E-SQUID - Development of SQUID-based Multiplexers for Large Infrared-to-X-ray Imaging Detector Arrays in Astronomical Research from Space
Looking back in the earliest stages of the universe, X-ray sensing devices working at temperatures close to absolute zero are indispensable. The E-SQUID project will take Europe to the top in this critical technology domain.
Present astrophysics research focuses on solving the mysterious past and evolution of the Universe, which can be traced by observations of the most distant and faintest objects in the sky. Mission plans seek X-ray sensing devices that can detect the details of the faint glow of the first black holes and the very hot gas in the early Universe after the Big Bang, and the infrared light of cool objects in outer space, which human made devices have not been able to detect before. For both of these focus areas of modern astronomy, detectors operated at temperatures near absolute zero are by far the only choice fulfilling the requirements of science. For such detectors, the best readout solution is SQUID – the Superconducting Quantum Interference Device.

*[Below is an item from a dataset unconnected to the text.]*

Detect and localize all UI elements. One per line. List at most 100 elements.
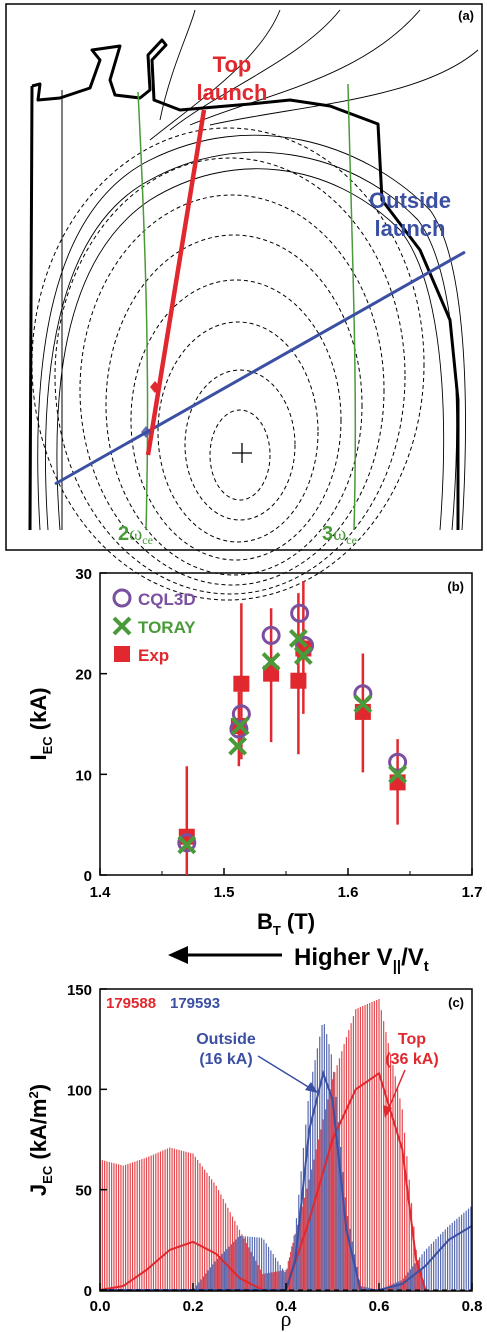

This has been recognized by developers of high sensitivity cameras for astronomy and other applications all over the world, and a lot of effort is put in on squeezing the ultimate performance from such devices. Presently, the European level of expertise is also advanced in this area of critical technology, but is not yet the state-of-the-art in the world. The goal of E-SQUID is to make progress in this area by utilizing the best European expertise, and bridge the gap to reach the top.
The practical task includes developing first prototypes of SQUID readout of small image arrays in the required wavelengths with the highest possible signal-to-noise ratio, and then scaling-up the size by methods that allow further upgrades to megapixel size in the future.